自OpenAI发布Sora模型以来,验证很多视频生成模型都会强调其生成结果对物理规律的模明遵循。豆包大模型视觉团队相关小组,对视频生成模型究竟能否从视觉数据中“发现”并“理解”物理定律感到好奇,决定深入研究。
历时8个月,该团队完成了业界首个系统性的实验研究。团队通过专门开发的物理引擎合成了匀速直接运动、小球碰撞、抛物线运动等经典物理场景的运动视频,用于训练基于主流DiT架构的视频生成模型。然后,通过检验模型后续生成的视频在运动和碰撞方面是否符合力学定律,判断模型是否真正理解了物理规律,并具有“世界模型”的潜力。
实验中设计的不同运动场景
豆包大模型团队的实验发现,即使遵循“Scaling Law”增大模型参数规模和数据量,模型依然无法抽象出一般物理规则,做到真正“理解”。
以最简单的匀速直线运动为例,当模型学习了不同速度下小球保持匀速直线运动的训练数据后,给定初始几帧,要求模型生成小球在训练集速度区间内匀速直线运动的视频,随着模型参数和训练数据量的增加,生成的视频逐渐更符合物理规律。
然而,当要求模型生成未曾见过的速度区间(即超出训练数据范围)的运动视频时,模型突然不再遵循物理规律,并且无论如何增加模型参数或训练数据,生成的结果都没有显著改进。这表明,视频生成模型无法真正理解物理规律,也无法将这些规律泛化应用到全新的场景中。
通过进一步的实验分析,研究团队得出结论,“生成新视频时,模型主要依赖对训练案例的记忆和匹配。视频生成模型就像一个只会‘抄作业’的学生,一旦遇到从未见过的场景,如不同大小、速度的物体相互作用,就会‘犯迷糊’,生成结果与物理规则不符。”
不过,研究中也有一个好消息:如果训练视频中所有概念和物体都是模型已熟悉的,此时加大训练视频的复杂度,比如组合增加物体间的物理交互,通过加大训练数据,模型对物理规律的遵循将越来越好。这一结果可为视频生成模型继续提升表现提供启发。

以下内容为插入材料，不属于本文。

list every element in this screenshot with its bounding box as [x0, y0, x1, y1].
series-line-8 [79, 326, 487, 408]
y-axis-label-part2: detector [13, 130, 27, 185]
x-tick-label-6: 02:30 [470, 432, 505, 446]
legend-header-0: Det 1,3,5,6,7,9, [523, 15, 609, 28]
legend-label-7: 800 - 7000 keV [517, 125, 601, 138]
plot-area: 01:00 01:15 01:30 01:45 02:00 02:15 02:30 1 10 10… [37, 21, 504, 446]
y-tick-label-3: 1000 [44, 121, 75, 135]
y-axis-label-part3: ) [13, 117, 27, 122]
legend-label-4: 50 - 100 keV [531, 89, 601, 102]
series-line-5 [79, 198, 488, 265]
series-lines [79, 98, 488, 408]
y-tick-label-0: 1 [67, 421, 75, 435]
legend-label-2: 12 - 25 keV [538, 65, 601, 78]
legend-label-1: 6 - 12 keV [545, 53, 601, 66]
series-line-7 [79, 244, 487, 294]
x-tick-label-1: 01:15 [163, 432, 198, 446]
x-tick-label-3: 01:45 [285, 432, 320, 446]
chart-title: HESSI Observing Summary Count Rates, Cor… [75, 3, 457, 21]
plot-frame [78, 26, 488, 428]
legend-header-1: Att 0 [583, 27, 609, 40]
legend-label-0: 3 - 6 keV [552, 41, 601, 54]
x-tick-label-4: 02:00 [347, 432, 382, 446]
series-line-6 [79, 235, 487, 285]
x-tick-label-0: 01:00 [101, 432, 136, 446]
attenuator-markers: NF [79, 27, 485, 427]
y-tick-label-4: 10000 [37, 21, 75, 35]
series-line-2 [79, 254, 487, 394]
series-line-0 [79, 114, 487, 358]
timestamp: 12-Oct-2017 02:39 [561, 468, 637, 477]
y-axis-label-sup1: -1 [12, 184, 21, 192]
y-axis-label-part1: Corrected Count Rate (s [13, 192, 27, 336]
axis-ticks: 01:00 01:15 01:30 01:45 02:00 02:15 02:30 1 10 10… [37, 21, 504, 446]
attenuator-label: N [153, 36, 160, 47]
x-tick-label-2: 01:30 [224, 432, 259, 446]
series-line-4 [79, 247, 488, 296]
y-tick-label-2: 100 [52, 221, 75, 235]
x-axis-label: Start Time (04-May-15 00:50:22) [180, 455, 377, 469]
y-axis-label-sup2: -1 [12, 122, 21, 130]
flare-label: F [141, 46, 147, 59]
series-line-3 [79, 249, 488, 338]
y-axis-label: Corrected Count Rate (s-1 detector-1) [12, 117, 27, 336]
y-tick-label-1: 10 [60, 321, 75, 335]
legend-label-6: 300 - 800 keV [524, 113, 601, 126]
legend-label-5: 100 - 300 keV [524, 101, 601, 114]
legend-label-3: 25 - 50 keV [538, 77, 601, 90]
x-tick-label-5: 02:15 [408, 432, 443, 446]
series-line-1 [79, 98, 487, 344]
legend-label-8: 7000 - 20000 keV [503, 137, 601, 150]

据了解,本研究两位核心一作都非常年轻,一位是95后,一位是00后,在豆包大模型团队专注视觉领域的基础研究工作。作者们一直对世界模型感兴趣,在8个月的探索中,他们阅读了大量物理学研究文献,也尝试从游戏中获得研发灵感,历经多次失败后,最终一步步确定研究思路和实验方法。
友链
外链
互链
Copyright © 2023 Powered by
六合彩图库源码【购买联系电报bc3979】AC彩票网站源码|六合彩源码|彩票搭建|新中原六合彩源码|【网站bc9797.com】六合彩论坛源码【联系飞机bc3979】
sitemap
-
文章
1
-
浏览
31353
-
获赞
7
热门推荐
-
武磊赛后称绝杀球自己没碰到 裁判依然将其算在武磊账下
武磊赛后称绝杀球自己没碰到 裁判依然将其算在武磊账下_越南队www.ty42.com 日期:2021-10-08 03:31:00| 评论(已有305791条评论)华北空管局气象中心开展防跑道侵入专项检查
为更好的落实民航局空管局2021年“防跑道侵入安全教育月”活动的要求,10月27日上午,华北空管局气象中心安全管理室与综合办公室联合进行气象中心防跑道侵入安全检查。检查针对气象中国航油石家庄航空加油站车辆年检工作获赞誉
近日,石家庄航空加油站迎来了石家庄正定国际机场每年一次的航空器活动区车辆年检。由于航空加油站日常车辆管理工作到位,迎检工作准备充分,助力机场车检效率大幅提升,获得了机场检查组人员的一致好评。此次车辆年刮痧瘦腿真的有效吗 刮痧刮腿的好处和坏处
刮痧瘦腿真的有效吗 刮痧刮腿的好处和坏处时间:2022-07-20 12:41:39 编辑:nvsheng 导读:刮痧是很多人喜欢的一件事,刮痧的好处有很多,刮痧可以排毒养颜,美容瘦身,刮痧瘦腿是数智赋能驱动融合创新,远光软件亮相2024电力数字化大会
11月6日至7日,2024电力数字化大会在北京举行。大会以“创新驱动、数智引领”为主题,聚焦数字技术在电力行业企业的融合创新应用。中国工程院院士、清华大学教授郑纬民等专家和电力hib疫苗多少钱一针?hib疫苗多少钱?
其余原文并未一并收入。